Museveni commissions new cement factory, makes case for industrialisation

President Museveni joins the Mr Narendra Raval, the chairman of Simba Cement Company and other officials at the commission of the cement factory in Tororo (PML Daily PHOTO)

TORORO: President Museveni on Tuesday commissioned the new Simba cement factory in Tororo District and said his government is committed to industrialising the whole country.

The President said that the country’s industrialisation agenda will be boosted by the many roads that are being constructed all over the country.

“Uganda is one of the richest countries in the world blessed with numerous natural resources, which cannot be exhausted with the shortest period of time,” he said.

“You need roads, we are working on them including Standard Gauge Railway line,” he added.

The President also assured investors and the business community that the high power tariffs will soon go down.

“The electricity costs, you don’t have to worry about that because we expect electricity costs to go down after completion of the many dams we are constructing,” Mr Museveni, said.

The new cement plant owned by the National cement Company Uganda Limited is expected to double the company’s production capacity to 1.5 million metric tonnes from the current 750 metric tonnes annually.

Mr Narendra Raval, the chairman of Simba Cement Company, said the increase in production will save Uganda’s foreign exchange spent on importing cement from Kenya, China and the Middle East.

“This will help the country to earn extra revenue from cement exports to emerging markets in the great lakes region,” he said.

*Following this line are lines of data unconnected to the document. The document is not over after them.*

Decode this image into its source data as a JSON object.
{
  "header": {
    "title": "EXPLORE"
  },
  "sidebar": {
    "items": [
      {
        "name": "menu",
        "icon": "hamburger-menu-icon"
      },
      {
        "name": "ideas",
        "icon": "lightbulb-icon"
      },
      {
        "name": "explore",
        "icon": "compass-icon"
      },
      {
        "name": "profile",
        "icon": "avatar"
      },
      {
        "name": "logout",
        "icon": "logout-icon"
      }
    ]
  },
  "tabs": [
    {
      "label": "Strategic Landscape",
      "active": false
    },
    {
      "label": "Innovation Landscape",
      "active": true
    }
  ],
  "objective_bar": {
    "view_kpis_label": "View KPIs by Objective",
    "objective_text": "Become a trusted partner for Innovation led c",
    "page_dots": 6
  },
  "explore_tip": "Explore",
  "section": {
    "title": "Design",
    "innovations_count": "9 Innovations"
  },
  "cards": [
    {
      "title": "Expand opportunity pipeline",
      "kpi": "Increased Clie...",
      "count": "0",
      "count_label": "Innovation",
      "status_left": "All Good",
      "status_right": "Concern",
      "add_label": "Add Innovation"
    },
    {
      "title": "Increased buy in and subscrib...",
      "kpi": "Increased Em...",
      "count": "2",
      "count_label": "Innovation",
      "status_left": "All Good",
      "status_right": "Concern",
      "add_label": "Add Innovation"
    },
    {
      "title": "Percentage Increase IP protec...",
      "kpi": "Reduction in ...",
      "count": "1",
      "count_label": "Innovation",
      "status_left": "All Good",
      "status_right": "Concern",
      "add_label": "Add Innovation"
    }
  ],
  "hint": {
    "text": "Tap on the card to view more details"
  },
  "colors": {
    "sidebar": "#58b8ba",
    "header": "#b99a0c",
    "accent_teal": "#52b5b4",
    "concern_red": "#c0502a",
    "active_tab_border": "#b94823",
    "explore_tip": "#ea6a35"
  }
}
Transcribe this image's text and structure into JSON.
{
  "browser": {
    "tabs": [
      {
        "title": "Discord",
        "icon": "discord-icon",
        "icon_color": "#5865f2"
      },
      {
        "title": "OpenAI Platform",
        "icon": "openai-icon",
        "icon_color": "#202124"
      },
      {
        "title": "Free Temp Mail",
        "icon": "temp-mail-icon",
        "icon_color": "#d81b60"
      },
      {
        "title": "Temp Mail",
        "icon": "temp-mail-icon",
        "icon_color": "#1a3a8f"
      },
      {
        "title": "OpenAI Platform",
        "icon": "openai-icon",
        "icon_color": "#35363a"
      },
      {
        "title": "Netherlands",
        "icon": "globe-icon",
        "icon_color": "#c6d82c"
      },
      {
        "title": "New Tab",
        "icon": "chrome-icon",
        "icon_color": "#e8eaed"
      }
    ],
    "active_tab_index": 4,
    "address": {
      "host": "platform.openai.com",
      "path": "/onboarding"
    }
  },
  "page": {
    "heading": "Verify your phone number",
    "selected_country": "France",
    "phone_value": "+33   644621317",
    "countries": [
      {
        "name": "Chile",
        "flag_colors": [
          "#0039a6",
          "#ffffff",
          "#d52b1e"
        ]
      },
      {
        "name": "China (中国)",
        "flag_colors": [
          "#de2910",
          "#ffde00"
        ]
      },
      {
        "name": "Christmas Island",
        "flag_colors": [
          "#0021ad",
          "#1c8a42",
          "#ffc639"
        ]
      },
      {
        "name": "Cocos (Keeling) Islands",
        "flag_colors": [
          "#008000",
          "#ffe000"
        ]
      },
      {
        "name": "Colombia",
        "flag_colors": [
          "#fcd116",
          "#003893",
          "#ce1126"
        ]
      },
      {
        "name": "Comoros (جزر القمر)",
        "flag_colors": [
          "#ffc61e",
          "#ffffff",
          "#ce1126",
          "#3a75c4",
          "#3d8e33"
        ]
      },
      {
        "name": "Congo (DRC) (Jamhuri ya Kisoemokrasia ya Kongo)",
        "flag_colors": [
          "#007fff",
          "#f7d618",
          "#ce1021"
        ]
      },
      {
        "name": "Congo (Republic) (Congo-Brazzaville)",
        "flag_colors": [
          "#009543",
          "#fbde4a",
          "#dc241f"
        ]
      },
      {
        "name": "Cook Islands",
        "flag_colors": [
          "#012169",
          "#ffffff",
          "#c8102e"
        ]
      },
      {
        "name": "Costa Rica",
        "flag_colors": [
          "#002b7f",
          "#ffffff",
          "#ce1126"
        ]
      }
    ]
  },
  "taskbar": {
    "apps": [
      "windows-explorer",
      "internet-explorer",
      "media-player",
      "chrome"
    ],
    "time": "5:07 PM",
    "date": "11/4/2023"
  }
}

He added Simba cement prices will reduce to as low as 25,000 shillings compared to the recent past in which a bag of cement was costing over 40,000 shillings.

“The company’s objective is not after making profits but ensuring the availability of quality and cheap cement to allow all Uganda access building materials at a cheaper price,” he said.

He added,” Despite all the challenges that the industry will face ranging from high electricity and transport costs that would make its final product more expensive, we are dedicated to stick to our price of 25,000 per a bag of 25 kilogrammes,’’ he said.